Scientists decode evolution of action games

Japan Advanced Institute of Science and Technology

Ishikawa, Japan — Action games have developed drastically with advancements in graphic technology over the last decade. Unlike the single character-based Super Mario series, modern action games involve simultaneous fast-paced elements such as shooting and fighting. Further, they have exciting visuals, complex narratives, and boss battles. In action games, the players always have to overcome ‘enemy boss’ characters to reach the next level.

Despite their significance in modern games, boss battles have scarcely been investigated. In this vein, a group of researchers led by Assistant Professor Mohd Nor Akmal Khalid of the Japan Advanced Institute of Science and Technology (JAIST), have studied the evolution of boss battles in the God of War (GoW) series for identifying its underlying entertainment aspects. The paper was published in volume 10 of the journal IEEE Access on 30th November 2022 and co-authored by Prof. Hiroyuki Iida of the JAIST.

Dr. Khalid briefly explains the research methodology. “First, data on boss battles were collected for six GoW games: I, II, Chains of Olympus, III, Ghost of Sparta, and Ascension. The process involved five participants with different levels of play experience, ranging from beginner to expert. Next, the boss fights were analyzed using the game refinement theory and its extension, motion in mind. These methods utilize specific parameters to model the game information progress, attractiveness, and sophistication. In this study, two metrics were recorded for each round of boss battle: game length and successful attacks. Here, the game length is the total number of attacks by Kratos – the game protagonist controlled by a player.”

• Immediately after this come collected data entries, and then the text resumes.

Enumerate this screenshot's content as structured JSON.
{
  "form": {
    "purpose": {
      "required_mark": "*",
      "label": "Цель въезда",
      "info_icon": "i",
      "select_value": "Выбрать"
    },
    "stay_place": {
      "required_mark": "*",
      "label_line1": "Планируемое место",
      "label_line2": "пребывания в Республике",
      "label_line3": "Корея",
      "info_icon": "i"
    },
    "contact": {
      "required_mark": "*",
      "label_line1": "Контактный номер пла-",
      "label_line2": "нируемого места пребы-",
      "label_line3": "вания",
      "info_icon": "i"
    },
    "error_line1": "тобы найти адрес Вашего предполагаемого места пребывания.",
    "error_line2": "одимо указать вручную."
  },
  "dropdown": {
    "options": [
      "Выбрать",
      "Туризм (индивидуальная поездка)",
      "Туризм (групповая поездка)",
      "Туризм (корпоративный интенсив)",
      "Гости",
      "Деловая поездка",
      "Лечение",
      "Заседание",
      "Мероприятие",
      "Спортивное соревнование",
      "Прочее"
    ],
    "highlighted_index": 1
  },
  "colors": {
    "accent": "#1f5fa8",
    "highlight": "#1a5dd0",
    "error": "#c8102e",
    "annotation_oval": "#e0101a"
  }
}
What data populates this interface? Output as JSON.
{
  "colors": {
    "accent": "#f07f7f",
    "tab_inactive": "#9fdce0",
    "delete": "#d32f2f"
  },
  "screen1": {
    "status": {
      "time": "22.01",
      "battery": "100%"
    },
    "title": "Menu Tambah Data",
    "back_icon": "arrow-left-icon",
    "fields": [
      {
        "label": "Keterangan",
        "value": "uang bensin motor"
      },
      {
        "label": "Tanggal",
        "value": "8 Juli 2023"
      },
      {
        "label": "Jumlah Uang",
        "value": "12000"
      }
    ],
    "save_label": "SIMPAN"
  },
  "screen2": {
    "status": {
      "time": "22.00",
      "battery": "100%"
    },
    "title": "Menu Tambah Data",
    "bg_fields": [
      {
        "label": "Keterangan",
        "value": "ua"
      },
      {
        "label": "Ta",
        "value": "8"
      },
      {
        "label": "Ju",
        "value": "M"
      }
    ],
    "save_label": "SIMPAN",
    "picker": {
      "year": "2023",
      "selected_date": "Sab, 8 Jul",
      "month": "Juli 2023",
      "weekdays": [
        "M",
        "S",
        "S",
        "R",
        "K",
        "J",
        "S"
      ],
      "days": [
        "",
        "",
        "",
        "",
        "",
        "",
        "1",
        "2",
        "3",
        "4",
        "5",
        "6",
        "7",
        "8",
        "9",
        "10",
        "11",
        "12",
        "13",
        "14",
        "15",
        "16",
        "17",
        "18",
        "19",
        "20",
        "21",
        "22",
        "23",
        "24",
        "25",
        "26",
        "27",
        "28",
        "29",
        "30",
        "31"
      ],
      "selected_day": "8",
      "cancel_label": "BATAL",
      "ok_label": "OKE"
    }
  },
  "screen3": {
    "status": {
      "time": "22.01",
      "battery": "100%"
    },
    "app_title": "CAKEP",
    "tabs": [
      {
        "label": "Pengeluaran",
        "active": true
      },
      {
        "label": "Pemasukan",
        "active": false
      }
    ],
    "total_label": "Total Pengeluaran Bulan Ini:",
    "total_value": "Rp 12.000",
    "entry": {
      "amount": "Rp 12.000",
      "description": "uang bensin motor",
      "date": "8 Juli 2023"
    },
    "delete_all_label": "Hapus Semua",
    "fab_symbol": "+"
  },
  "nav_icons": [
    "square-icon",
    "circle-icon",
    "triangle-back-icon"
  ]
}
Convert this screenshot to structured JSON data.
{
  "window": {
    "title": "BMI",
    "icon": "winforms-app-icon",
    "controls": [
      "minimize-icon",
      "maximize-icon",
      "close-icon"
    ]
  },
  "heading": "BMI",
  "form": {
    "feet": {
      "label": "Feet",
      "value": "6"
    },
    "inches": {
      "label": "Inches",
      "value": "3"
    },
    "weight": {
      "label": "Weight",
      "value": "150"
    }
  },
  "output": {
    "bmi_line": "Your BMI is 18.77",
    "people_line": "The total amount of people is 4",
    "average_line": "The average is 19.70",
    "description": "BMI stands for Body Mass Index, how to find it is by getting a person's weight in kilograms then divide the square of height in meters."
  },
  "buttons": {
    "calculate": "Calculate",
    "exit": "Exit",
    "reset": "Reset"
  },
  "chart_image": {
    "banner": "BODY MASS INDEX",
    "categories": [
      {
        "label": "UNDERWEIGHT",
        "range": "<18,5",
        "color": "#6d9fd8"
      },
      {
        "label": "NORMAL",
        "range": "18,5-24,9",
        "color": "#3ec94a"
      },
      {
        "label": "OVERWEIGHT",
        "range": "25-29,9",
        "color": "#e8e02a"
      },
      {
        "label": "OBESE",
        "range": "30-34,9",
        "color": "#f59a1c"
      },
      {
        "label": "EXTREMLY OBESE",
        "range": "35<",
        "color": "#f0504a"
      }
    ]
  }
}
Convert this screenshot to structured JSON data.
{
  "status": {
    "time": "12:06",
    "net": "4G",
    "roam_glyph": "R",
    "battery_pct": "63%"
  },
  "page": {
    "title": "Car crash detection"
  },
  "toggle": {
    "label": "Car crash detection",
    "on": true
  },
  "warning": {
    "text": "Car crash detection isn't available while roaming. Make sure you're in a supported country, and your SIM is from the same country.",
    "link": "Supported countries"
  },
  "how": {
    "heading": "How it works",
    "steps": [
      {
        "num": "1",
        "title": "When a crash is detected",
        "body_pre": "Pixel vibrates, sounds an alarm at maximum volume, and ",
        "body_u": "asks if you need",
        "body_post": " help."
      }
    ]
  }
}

Using these parameters, the researchers found that the main GoW series (I, II, and III) progressed differently from the remaining games. In GoW I and III, the challenge peaked around the final three boss battles. In contrast, it was maximum in the middle in the non-main versions. Further, their anticipation building was similar to that in GoW I. It increased with the progression of the game. On the contrary, the anticipation level fluctuated throughout the games in GoW II and III.

Overall, the different GoW versions are sophisticated enough, making them popular and attractive. In addition, the series increases in difficulty. The new releases are also highly unpredictable and provide a roller-coaster-like experience. It retains the interest of the players for a repeat experience. The success of the GoW series can also be attributed to the exciting narrative design, parallel development of human-computer interfaces, harmony between skill and chance, and learning comfort for game mastery. Therefore, it provides a balanced game experience for beginner and advanced players.

Discussing the future potential of the research, Dr. Khalid says. “The successful application of the motion-in-mind concept to the GoW series demonstrates its ability to capture the player experience intended by the creators. It is now possible to elicit such information without extensive computational resources such as deep learning. The resulting unified view of the game design would provide insights beneficial to game developers and publishers. Further, it would help design an enjoyable digital experience on various interface devices for the users.”